Blue ne semblait pas dérangé par l’avertissement, a déclaré Dasha, et son collègue est parti, lui disant de ne retourner à l’unité que dans 30 minutes.

« Quand j’ai résisté, il m’a étranglée et a dit qu’il allait me tuer. Puis il a proféré une menace inimaginable, a-t-elle dit, en lui disant : « Soit tu couches avec moi maintenant, soit j’amène 20 autres personnes. »

L’histoire de Dasha a été interrompue par ses sanglots. Sa mère était assise près d’elle pendant qu’elle parlait, elle aussi visiblement bouleversée.

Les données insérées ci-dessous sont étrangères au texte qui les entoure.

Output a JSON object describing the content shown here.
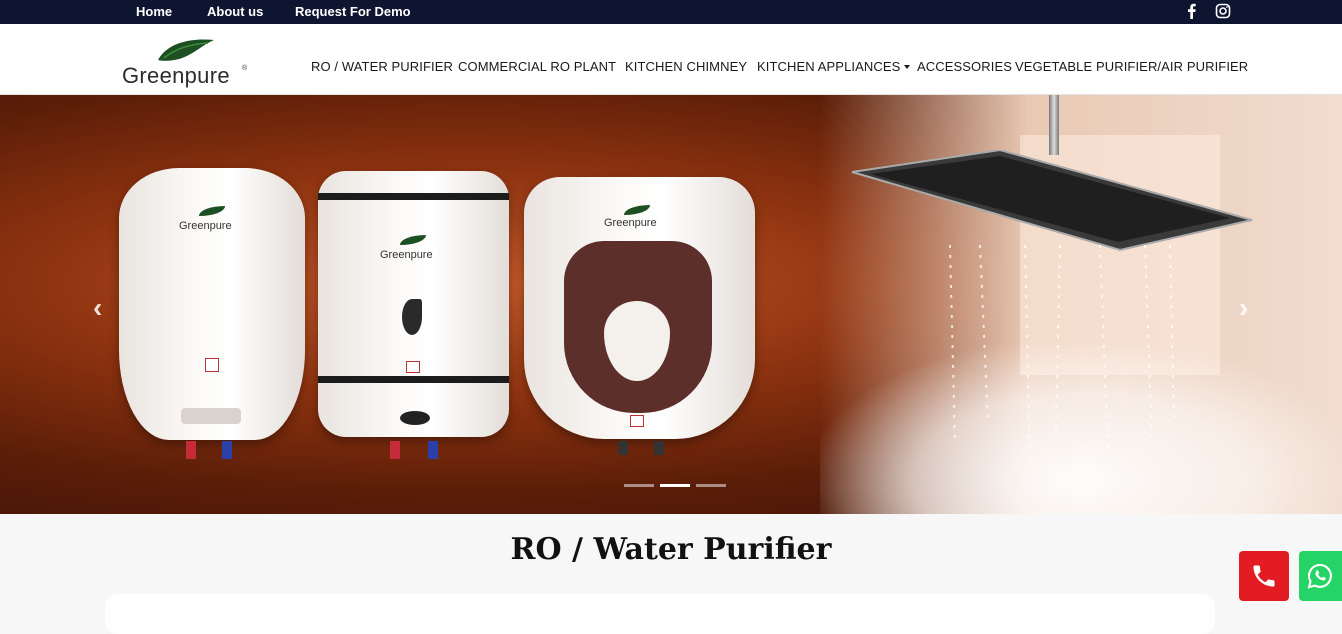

« Je me souviens juste qu’il avait les yeux bleus, et qu’il faisait sombre là-bas, et je ne me souvenais de rien », a-t-elle déclaré.

Les troupes russes utilisent le viol comme

Dasha a déclaré qu’après avoir été violée, son agresseur a de nouveau tenté de l’attaquer à plusieurs reprises jusqu’à ce que deux tireurs d’élite russes interviennent pour l’aider, l’emmenant avec sa famille dans une autre maison.

CNN n’identifie pas les victimes d’agressions sexuelles et, dans ce cas, fait référence à Dasha par un pseudonyme.

Là, ils lui ont dit qu’ils avaient tué Blue, a-t-elle dit. Dasha a appris plus tard que c’était un mensonge, lorsqu’elle a été convoquée par un commandant parachutiste russe dans le village voisin pour discuter de son attaque.

Mais ce n’était pas une conversation, dit-elle. Au lieu de cela, c’était un interrogatoire terrifiant.

« Il (le commandant) a utilisé une sorte de tactique psychologique », a déclaré Dasha.

« Il a commencé à dire les mêmes choses que le violeur m’avait dites, à me crier dessus et (en disant cela) il ferait la même chose que le violeur. J’avais tellement peur et j’ai commencé à pleurer. »

Après s’être fâchée, Dasha a déclaré que le commandant avait alors décidé qu’elle disait la vérité. On ne sait pas ce qui est arrivé à Blue.

Dasha avait entendu d’autres soldats russes dire que son agresseur avait un « passé criminel ». Elle croit qu’il cherchait une cible.

« On nous a dit qu’il faisait le tour du village », a déclaré Dasha, « et qu’il cherchait quelqu’un qu’il pourrait… » une fille de petite vertu « , comme on disait. »

Les forces russes ont depuis quitté le village de Dasha, mais le traumatisme de leur occupation demeure.

CNN a contacté le ministère russe de la Défense pour obtenir des commentaires.

Environ une semaine après l’attaque présumée, les Russes ont quitté son village.

Un rapport de l’Organisation pour la sécurité et la coopération en Europe (OSCE), publié le 13 avril, a révélé des violations du droit international humanitaire par les forces russes en Ukraine, notant que « des rapports indiquent des cas de violence sexiste liée au conflit, tels que des viols , la violence sexuelle ou le harcèlement sexuel. »

CNN ne peut pas vérifier de manière indépendante le récit déchirant de Dasha, mais les procureurs ukrainiens de la région de Kherson ont déclaré dans un communiqué qu’ils avaient enquêté sur son compte.

Dans un communiqué, les procureurs ont déclaré: « Grâce au témoignage de la victime et aux résultats d’un certain nombre d’actions d’enquête, il a été créé début mars 2022, lors de l’occupation d’un village où il n’y avait aucune installation militaire de militaires ukrainiens, (il y a eu) des crimes de guerre contre des civils, y compris le viol d’une résidente mineure du village. »

Les procureurs ont refusé de fournir plus de détails, invoquant des problèmes de confidentialité.

Alors que certaines parties du pays cherchent à se reconstruire, le traumatisme de l’occupation russe continue de terroriser les communautés du sud. Sa brutalité est visible sur les routes, les bâtiments et les maisons. Mais pour les survivants comme Dasha, le traumatisme de cette occupation vivra longtemps sous la surface.